Architect, creative coder.

Jacek Markusiewicz (mrkswcz) is an architect and creative coder from Poland with over 15 years of professional and academic experience. He holds a PhD in architecture and urban planning from the Warsaw University of Technology. He specialises in parametric design, generative modelling, programming, machine learning, and responsive design.

He worked on different architecture and urban planning projects using a parametric approach in offices in Barcelona, Beirut, Warsaw and San Sebastian. As an assistant professor at the Department of Computer-aided Design at the Warsaw University of Technology, he researched human-computer interaction in architectural design processes (augmented reality, haptic interfaces and adaptive design, among others).

During that time, he worked on multiple interactive installations. Among these were 'Modular Light Cloud' – an interactive installation that formed the stage design for a contemporary dance performance by Liwia Bargieł in Warsaw, and 'Monadologia' – a light installation that was part of Aleksandra Hirszfeld's art project at the Museum of Contemporary Art in Warsaw (both with Marcin Strzała, Warsaw University of Technology). As part of the company RAZ (co-founded with Ander Gortazar Balerdi), Jacek was a lead designer of Polish Table – the central interactive installation for the Polish pavilion at Expo 2020 in Dubai. Other installations include 'Aurora boreal', 'Abbott' and 'Tesseract' – temporary interactive light installations in San Sebastian.
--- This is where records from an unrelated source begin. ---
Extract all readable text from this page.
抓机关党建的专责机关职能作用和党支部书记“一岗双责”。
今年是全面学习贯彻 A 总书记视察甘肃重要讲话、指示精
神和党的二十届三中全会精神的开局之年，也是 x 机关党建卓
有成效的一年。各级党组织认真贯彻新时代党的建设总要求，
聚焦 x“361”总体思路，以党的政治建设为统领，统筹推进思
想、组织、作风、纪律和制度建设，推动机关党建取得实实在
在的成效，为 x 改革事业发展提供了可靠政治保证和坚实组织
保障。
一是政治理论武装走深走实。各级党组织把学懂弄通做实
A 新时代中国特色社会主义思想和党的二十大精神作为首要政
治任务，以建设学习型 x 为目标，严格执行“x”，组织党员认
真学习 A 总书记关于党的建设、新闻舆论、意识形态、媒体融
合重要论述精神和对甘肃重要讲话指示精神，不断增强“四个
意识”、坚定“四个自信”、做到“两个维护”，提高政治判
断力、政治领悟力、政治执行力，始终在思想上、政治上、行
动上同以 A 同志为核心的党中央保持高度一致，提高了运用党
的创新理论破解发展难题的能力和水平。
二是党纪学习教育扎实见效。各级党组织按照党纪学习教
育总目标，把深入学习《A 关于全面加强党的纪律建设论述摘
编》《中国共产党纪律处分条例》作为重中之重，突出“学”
Since 2021, Jacek has been applying his programming knowledge to the artistic field. His work merges architectural and natural inspirations with forms created by mathematical and algorithmic logic. 

Exploring such underlying rules is especially visible in Jacek's early artistic works, particularly 'unbuilt' and 'reborn.' The first is a collection of 256 plans of fictional buildings inspired by the grammatical rules behind French sacral architecture of the Middle Ages. The latter is an album of 256 algorithmically generated plans of ideal cities that resemble drawings of Vincenzo Scamozzi, Pietro Cataneo, Filarete and other theorists of the Italian Renaissance.

In recent years, Jacek has published a series of works reflecting on the dichotomy between nature and human intervention and whether such a distinction exists: 'hollow', which reflects on the use of natural formations as material for artistic expression; 'cantera', which delves into shaping the natural landscape for utilitarian purposes; and 'barbarians', which examines different dichotomies through which we see the world.

Other works, such as 'de|growth: generations' and '7.356 degrees', explore shaping digital matter through algorithmic rules that drive the formation of abstract three-dimensional structures.

He has published works on fx(hash) and Teia. His collaborations extend to platforms and galleries such as Verse, Tender, and BrightMoments. Two of his pieces (Cantera no. 7 and Finale no. 988) were auctioned at Christie's as part of the complete Bright Moments collection.